The critical moment between signing a contract and handing it over to the business seems like the perfect time to take the hands off the wheel and celebrate. But don’t pop that champagne just yet – this is a time for procurement pro’s to shine! Ensure you remain front and center for the contract roll out and implementation to make sure you deliver the value identified during the sourcing process!
You’ve gone through the pain of a long, drawn out sourcing and negotiation process. You’re exhausted. The business agrees that you’ve selected the right supplier to award the business to. After all, they signed off on the decision…right??? Oh no. The ink isn’t even dry on the contract when the backstabbing and psychodrama begins!
5 contract implementation pitfalls
Read on to find out the top 5 reasons contract implementations go wrong and what you can do to get it back on track.
1. Lost your true north
The supplier is delivering the services in accordance with the new contract, but the reactions seem mixed. Some people are happy and some people are not. Key stakeholders are offering completely different views of how successful this project implementation has been.
- Pitfall: The problem definition or opportunity statement was not correctly nailed down.
- Resolution: Facilitate a group meeting about the purpose and scope of the contract. Reset expectations about what the supplier has been contracted to provide. You may be able to get the supplier to make minor adjustments to appease some of the requests.
- Tip: Ensure the focus is on resetting stakeholders back to the shared outcome and not individual desires or opinions.
2. People don’t like change, get in front of this
New people have come out of the woodwork that suddenly have an opinion about how things should have been structured or worse – who you should have chosen and they’re kicking up a fuss. Drama!
- Pitfall: The wrong people were involved or the right people weren’t in the room.
- Resolution: Most big project changes or contracts need a reference group or project team to help the implementation phase bed in for the first 6 months to a year. Offer to bring these people into the project team and get them involved with future reviews.

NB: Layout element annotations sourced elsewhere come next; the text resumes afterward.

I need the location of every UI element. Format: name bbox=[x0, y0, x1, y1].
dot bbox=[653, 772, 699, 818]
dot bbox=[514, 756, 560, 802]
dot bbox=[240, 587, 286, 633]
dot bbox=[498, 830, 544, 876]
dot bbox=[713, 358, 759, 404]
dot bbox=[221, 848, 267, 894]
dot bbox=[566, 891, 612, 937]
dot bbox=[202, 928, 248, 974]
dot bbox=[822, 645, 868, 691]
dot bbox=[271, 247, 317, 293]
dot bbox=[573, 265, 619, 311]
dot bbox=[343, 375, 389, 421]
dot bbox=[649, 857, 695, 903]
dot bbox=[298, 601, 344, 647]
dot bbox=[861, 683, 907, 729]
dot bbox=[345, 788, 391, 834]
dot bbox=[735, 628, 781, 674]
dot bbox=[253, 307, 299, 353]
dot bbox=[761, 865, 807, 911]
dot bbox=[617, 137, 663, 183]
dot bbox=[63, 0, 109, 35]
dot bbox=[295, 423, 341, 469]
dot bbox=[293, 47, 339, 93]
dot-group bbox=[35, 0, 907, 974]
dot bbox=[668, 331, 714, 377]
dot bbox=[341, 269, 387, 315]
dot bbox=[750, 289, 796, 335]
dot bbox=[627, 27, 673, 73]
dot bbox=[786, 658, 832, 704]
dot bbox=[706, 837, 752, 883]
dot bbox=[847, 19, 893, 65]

It’s hard to complain if you’re part of the group….right?
- Tip: Make sure there is a solid communications and change management plan taking people along the journey and communicating the major project steps. Try to think of ways to involve end users to gain maximum chances of buy in e.g. trialing new furniture for a fit out project or sampling coffee for a new catering contract.
3. You specified the how
Things aren’t quite right and you can’t really put your finger on it. Things aren’t happening like you planned. The issues aren’t disappearing. Your managers aren’t as wowed as they were expecting and they’re starting to ask questions.
- Pitfall: You got what you asked for and that’s the problem. Buyers can sometimes feel the need to define not only what they need, but also how the supplier should solve this problem.
- Resolution: The market will respond to what you put out, so be careful what you ask for. Leave as much room as possible for suppliers to make their mark and do what they do best, which is to know their stuff and their industry. Ensure you leave room for creative solutions, suitable alternatives and innovation.
- Tip: If you’re trying to solve a problem have you nailed down the right root issue? Try the five whys concept to ensure you buy what you really need
4. Contract Management, what’s that?
The project team disappear once the contract is signed, they high five each other as they head back to their day jobs and slap the documentation on the contract manager’s desk. You check in one month later and the contract isn’t working – complaints are rolling in from all fronts.
- Pitfall: Often the time investment of managing a contract particularly at the mobilisation phase is not properly scoped out and/or other priorities creep in.
- Resolution: Ensure the project team sticks around for the all important start-up and that the contract manager is in the sourcing project from the beginning. You’d be surprised how often this simple action is not undertaken.
- Tip: Keep the regular project meetings for the first three months of the contract. Ensure you try to realistically gauge how much time this contract will take to manage and get the right cover.
5. Different supplier but same result, what happened?
This contract was meant to deliver real changes, but a year or two in, it’s just the same service and results the last supplier gave. What happened to the agreement of innovation, ideas, incentives for high KPI scores and phase 2 of implementing a new system?
- Pitfall: There are a few things that could be going on here: either the process asked for a whole lot of things the buyer wasn’t ready for, or didn’t have the commercial readiness to be able to realistically achieve; The supplier hasn’t been managed or given any clear direction; Protracted contract negotiations stifled innovation, goodwill and squeezed margins.
- Resolution: Time for an honest 360 feedback meeting. Be clear on what you want and what you are able to achieve.
- Tip: It’s great to have thirst and hunger to do things differently, but be careful not to over scope what you need or what the organisation is ready for. If you aren’t going to portion risk evenly then don’t enter into a pain / gain share model (for example).
Next time you’re part of a large project team or leading a procurement process that will result in a new supplier, make sure you think ahead and mitigate these potential pitfalls to ensure your next contract implementation ain’t no drama llama.